Cari Berita

Menembus Batas Hukum: Putusan 1988, Fondasi Lahirnya Hak Gugat Organisasi Lingkungan Hidup

Sri Septiany Arista Yufeny - Dandapala Contributor 2025-11-21 09:00:10
Dok. Ist.

Pada akhir dekade 1980-an, ketika isu lingkungan hidup masih berada di pinggiran wacana hukum Indonesia, sebuah perkara di Pengadilan Negeri (PN) Jakarta Pusat justru menandai babak baru dalam sejarah peradilan nasional.
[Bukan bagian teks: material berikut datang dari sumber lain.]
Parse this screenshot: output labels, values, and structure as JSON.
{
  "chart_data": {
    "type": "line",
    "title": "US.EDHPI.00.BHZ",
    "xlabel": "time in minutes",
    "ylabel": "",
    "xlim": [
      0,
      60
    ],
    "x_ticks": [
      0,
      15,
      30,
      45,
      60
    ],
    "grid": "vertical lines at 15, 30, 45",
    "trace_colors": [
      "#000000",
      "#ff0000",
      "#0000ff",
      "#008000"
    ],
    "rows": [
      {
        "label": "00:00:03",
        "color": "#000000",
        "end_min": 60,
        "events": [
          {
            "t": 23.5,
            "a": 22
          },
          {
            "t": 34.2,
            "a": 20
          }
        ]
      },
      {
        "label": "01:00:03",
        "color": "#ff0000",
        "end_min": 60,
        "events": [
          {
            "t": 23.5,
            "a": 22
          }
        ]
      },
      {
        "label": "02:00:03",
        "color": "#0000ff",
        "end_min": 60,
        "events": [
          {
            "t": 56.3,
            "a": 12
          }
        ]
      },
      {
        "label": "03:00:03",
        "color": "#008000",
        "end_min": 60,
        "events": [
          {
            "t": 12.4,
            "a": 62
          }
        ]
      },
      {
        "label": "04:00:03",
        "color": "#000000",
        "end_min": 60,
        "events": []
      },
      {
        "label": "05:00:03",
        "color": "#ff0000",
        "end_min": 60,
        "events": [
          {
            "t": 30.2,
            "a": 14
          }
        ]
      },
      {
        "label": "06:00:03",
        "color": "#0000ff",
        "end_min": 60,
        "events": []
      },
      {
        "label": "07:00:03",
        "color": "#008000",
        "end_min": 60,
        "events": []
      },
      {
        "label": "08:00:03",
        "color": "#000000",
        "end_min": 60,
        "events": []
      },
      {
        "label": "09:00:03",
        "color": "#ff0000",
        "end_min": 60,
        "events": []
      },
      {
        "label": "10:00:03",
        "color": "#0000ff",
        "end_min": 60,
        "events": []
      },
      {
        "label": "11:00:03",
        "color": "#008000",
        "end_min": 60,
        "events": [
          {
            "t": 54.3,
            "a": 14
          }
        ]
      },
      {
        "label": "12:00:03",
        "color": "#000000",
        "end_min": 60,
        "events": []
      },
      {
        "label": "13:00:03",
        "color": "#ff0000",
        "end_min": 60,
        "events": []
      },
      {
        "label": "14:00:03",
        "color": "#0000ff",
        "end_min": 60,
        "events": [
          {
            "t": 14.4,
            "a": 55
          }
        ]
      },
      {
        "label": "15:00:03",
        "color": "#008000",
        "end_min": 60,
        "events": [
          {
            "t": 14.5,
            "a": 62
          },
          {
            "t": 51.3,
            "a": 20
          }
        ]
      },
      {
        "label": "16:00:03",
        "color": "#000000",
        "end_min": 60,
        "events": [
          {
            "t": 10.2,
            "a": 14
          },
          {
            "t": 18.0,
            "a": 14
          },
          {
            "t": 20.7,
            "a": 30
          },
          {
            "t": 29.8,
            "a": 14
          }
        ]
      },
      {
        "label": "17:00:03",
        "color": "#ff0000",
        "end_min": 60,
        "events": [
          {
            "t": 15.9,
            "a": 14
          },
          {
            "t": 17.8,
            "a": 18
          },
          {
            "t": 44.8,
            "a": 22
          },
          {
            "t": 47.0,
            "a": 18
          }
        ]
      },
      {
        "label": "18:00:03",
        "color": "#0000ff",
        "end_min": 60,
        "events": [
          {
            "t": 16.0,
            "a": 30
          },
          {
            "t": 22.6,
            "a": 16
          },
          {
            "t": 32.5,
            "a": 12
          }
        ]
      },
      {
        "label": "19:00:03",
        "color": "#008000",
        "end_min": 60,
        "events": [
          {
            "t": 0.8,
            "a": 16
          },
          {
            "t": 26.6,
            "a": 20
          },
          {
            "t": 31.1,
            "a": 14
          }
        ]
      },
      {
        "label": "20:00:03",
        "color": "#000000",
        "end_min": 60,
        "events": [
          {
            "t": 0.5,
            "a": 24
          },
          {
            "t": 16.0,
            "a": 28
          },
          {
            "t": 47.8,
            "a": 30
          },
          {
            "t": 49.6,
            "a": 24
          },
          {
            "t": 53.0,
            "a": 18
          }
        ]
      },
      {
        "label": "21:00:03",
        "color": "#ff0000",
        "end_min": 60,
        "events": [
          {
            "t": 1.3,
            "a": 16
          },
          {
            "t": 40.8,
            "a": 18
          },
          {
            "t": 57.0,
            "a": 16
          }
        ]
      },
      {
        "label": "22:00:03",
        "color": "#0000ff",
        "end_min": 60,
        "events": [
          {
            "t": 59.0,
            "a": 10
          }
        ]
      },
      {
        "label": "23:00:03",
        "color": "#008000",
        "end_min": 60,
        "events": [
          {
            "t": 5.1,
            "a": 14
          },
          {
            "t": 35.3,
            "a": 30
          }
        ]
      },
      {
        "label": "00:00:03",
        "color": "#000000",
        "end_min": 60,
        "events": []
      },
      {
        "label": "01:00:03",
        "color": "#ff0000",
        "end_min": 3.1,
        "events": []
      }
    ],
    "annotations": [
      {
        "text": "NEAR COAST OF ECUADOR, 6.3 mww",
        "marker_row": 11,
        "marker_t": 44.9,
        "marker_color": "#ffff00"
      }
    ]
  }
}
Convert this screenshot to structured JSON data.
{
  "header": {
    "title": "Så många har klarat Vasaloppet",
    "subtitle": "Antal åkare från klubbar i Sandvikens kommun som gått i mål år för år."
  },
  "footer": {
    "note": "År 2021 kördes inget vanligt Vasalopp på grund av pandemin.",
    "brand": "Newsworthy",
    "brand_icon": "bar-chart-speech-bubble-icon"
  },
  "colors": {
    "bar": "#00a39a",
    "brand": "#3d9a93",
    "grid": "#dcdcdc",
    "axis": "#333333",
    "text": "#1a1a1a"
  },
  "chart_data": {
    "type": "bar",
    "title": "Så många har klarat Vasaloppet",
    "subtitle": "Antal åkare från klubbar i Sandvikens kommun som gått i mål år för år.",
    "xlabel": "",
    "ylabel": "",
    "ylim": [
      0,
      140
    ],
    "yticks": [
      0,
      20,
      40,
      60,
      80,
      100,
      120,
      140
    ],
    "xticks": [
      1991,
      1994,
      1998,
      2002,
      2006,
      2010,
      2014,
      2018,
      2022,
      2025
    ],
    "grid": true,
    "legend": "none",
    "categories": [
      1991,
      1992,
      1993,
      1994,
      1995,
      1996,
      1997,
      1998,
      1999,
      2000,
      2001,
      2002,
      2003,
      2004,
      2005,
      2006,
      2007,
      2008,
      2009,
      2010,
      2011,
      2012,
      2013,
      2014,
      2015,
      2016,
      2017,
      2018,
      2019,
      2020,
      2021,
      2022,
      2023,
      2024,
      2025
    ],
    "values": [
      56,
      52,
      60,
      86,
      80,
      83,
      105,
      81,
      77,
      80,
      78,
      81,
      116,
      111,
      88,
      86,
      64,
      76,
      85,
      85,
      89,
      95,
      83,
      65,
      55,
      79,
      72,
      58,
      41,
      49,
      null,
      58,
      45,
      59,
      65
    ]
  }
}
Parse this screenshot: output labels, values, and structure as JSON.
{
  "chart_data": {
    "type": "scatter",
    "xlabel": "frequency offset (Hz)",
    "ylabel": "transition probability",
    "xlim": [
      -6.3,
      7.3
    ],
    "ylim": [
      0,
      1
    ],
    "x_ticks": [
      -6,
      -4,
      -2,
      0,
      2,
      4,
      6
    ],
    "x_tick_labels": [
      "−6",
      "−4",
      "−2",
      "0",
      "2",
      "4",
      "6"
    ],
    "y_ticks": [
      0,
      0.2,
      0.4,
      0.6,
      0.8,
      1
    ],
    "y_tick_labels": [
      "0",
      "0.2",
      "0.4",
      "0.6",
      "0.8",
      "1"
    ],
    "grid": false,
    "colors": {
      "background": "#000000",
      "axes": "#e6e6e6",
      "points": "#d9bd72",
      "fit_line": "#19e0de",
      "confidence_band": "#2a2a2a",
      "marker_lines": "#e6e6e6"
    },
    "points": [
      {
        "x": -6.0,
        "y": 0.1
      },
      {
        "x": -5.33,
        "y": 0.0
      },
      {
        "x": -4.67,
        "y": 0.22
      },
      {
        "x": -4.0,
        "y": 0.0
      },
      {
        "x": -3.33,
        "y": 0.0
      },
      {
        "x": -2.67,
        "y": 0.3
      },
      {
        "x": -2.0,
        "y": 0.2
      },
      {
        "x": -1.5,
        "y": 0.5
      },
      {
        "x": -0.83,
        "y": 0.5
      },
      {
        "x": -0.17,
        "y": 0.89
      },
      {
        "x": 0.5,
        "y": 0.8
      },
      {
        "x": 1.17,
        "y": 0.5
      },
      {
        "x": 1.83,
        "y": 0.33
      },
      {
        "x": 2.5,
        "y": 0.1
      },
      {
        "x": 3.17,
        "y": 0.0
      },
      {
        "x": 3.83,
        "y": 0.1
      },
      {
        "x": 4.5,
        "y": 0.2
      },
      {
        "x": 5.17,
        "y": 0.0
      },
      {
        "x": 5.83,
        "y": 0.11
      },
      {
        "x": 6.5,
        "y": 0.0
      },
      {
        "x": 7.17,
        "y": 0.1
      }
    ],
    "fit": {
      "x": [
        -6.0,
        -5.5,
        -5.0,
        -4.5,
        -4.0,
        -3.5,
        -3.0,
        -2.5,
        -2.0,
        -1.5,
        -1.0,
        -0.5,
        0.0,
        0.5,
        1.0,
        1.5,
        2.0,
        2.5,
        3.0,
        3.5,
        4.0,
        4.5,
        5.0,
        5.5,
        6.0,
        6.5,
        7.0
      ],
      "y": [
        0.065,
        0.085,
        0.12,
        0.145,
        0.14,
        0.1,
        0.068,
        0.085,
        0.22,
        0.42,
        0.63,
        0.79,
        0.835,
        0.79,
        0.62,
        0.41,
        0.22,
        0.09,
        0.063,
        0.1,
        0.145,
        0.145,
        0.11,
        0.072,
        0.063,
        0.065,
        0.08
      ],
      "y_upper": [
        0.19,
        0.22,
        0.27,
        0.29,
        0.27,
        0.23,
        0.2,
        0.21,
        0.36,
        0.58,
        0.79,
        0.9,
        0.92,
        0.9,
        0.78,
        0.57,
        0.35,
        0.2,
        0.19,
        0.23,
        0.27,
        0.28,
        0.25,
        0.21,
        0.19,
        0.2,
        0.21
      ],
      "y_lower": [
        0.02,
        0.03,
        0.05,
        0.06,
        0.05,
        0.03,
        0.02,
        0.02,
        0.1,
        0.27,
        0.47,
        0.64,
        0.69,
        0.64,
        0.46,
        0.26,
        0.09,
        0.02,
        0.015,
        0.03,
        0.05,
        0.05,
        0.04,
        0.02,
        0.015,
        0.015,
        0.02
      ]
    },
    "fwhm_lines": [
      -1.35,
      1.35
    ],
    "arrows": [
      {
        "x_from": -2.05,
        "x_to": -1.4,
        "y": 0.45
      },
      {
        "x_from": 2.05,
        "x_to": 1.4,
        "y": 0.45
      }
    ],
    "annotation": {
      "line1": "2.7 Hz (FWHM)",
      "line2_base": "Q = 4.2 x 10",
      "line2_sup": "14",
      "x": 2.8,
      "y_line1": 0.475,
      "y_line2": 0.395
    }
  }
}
Di ruang sidang sederhana pada tahun 1988 itu, lahir sebuah konsep yang hari ini kita kenal sebagai hak gugat organisasi lingkungan hidup (legal standing). Konsep ini tidak muncul dari proses legislasi atau diskursus formal di parlemen, tetapi dari sebuah gugatan yang diajukan oleh Yayasan Wahana Lingkungan Hidup Indonesia (WALHI) terhadap negara dan korporasi. 

Perkara tersebut berawal dari operasi PT Inti Indo Rayon Utama (PT IIU), perusahaan pengolahan pulp dan rayon di Sumatera Utara.  Meski undang-undang telah mewajibkan penyusunan Amdal dan RKL–RPL, perusahaan ini tetap beroperasi tanpa memenuhi instrumen lingkungan tersebut. Izin tetap diterbitkan oleh berbagai instansi pemerintah. Di lapangan, kerusakan lingkungan mulai terasa yakni perubahan tutupan hutan, pencemaran, serta dampak ekologis lain.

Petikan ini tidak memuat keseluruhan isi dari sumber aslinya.